Cet ouvrage a été composé par Edilivre
www.edilivre.com
ISBN papier : 978-2-332-52537-6
EAN numérique : 978-2-334-99998-4
Dépôt légal : Décembre 2012








À Nolwenn Leroy          

 

 

 

 

 

 

Nouvelle première Gwennaig

À la recherche du vent libre




Elle était comme perdue dans ses pensées. Son regard fixait l’horizon sans jamais réellement l’atteindre. Elle était assise sur un rocher, un parmi la multitude qui parsemait la plage. Il était tôt et pour seule compagnie ; le vent caressant son visage ; le bruissement des vagues qui s’écrasaient lentement, avec grâce et fierté, sur le sable mouillé. Le bruit des mouettes et au loin les cris de quelques marins qui s’élançaient en mer. Quiconque serait passé par là en ce moment précis se serait demandé : « Mais que fait cette enfant, seule, à l’aurore dans un monde qu’elle seule semble connaître ? » Elle avait l’habitude de venir ici tous les matins, alors que la plupart sommeillait encore profondément. Ce moment était pour elle comme hors du temps. Personne ne pouvait venir la déranger, personne ne pouvait la ramener à la réalité. La réalité qu’elle jugeait parfois trop dure, elle avait besoin de s’évader, de rêver… 

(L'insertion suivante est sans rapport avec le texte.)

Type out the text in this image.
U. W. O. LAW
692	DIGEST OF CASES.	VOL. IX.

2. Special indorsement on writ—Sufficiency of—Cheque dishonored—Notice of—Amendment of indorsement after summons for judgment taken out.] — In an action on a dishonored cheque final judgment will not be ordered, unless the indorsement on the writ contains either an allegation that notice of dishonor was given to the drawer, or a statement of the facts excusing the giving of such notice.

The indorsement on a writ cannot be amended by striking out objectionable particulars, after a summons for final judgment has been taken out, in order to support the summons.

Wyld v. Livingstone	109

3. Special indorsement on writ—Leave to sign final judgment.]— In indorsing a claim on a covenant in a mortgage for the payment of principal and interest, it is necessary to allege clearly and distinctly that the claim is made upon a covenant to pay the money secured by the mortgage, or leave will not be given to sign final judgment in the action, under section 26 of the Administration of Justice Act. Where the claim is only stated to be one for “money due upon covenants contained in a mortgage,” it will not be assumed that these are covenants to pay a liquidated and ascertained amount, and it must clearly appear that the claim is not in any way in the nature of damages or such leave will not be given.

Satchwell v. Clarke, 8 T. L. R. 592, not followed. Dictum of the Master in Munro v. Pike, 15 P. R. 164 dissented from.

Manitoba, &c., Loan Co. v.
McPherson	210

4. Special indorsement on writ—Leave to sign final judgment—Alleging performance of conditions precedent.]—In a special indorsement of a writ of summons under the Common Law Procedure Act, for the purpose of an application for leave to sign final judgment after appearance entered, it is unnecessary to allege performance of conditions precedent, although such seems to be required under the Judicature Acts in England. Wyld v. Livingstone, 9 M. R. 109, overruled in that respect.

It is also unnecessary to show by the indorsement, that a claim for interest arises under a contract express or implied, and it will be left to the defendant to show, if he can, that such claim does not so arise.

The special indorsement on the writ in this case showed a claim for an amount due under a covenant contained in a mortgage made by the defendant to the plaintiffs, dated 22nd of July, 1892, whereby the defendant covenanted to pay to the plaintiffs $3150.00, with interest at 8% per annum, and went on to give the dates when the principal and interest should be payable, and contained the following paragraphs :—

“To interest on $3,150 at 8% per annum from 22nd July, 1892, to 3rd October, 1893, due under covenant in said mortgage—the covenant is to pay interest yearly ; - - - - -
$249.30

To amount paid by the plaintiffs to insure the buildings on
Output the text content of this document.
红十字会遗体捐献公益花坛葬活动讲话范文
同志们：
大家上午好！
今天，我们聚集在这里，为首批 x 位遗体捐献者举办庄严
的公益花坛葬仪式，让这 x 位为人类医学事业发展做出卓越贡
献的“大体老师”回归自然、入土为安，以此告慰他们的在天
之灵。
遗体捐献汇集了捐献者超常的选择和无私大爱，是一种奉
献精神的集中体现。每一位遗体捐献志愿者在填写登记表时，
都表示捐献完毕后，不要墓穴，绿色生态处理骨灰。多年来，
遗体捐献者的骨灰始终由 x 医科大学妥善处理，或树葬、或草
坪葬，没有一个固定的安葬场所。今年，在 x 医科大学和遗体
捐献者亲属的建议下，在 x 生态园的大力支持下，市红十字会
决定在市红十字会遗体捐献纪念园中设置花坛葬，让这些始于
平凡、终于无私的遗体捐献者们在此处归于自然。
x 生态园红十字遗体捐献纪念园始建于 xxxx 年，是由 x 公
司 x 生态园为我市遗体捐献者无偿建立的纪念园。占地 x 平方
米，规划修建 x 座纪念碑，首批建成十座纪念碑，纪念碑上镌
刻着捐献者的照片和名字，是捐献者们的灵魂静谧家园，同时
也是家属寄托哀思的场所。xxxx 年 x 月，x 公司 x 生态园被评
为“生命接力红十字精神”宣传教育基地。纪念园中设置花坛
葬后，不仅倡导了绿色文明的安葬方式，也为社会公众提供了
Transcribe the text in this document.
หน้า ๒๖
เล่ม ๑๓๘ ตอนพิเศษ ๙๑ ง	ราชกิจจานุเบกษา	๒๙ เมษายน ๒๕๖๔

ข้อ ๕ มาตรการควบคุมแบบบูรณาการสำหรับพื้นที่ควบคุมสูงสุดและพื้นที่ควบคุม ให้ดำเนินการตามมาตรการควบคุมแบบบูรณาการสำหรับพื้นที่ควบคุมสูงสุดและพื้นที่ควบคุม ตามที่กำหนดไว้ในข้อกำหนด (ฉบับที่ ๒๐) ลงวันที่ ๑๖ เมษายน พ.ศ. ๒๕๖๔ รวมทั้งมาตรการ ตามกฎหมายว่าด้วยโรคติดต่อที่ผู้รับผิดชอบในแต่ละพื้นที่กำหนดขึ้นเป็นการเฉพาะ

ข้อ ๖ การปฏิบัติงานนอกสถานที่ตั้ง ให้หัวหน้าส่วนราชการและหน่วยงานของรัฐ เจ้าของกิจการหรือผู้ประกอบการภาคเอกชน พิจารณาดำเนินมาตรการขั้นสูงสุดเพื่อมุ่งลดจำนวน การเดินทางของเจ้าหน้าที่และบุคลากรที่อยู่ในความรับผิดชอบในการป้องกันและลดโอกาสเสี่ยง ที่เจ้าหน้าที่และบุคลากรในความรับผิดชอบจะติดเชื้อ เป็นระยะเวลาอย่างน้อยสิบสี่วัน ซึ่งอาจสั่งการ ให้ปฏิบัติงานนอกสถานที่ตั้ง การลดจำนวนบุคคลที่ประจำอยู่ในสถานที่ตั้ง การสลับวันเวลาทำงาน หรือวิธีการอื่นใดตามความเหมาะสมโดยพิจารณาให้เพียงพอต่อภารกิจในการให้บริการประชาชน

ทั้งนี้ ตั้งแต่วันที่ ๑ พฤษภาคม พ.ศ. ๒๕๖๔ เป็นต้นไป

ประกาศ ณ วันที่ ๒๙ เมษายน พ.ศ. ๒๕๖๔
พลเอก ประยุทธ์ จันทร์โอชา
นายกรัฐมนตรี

En ces moments elle se sentait libre, libre… Libre comme le vent, libre comme la mer, libre comme les mouettes. Personne ne devait prendre connaissance de ses escapades matinales. Elle aimait être ainsi, avoir une partie d’elle cachée, être mystérieuse. Chaque matin la même routine : Elle se levait, s’habillait dans le plus grand silence, attrapait son manteau, ouvrait la porte et la refermait avec prudence. Là, enfin, elle pouvait respirer. Toute l’angoisse qu’elle avait accumulée dans son petit corps s’évanouissait comme par enchantement. Elle prenait une grande bouffée d’air frais et esquissait un sourire. Le sourire de la liberté retrouvée. 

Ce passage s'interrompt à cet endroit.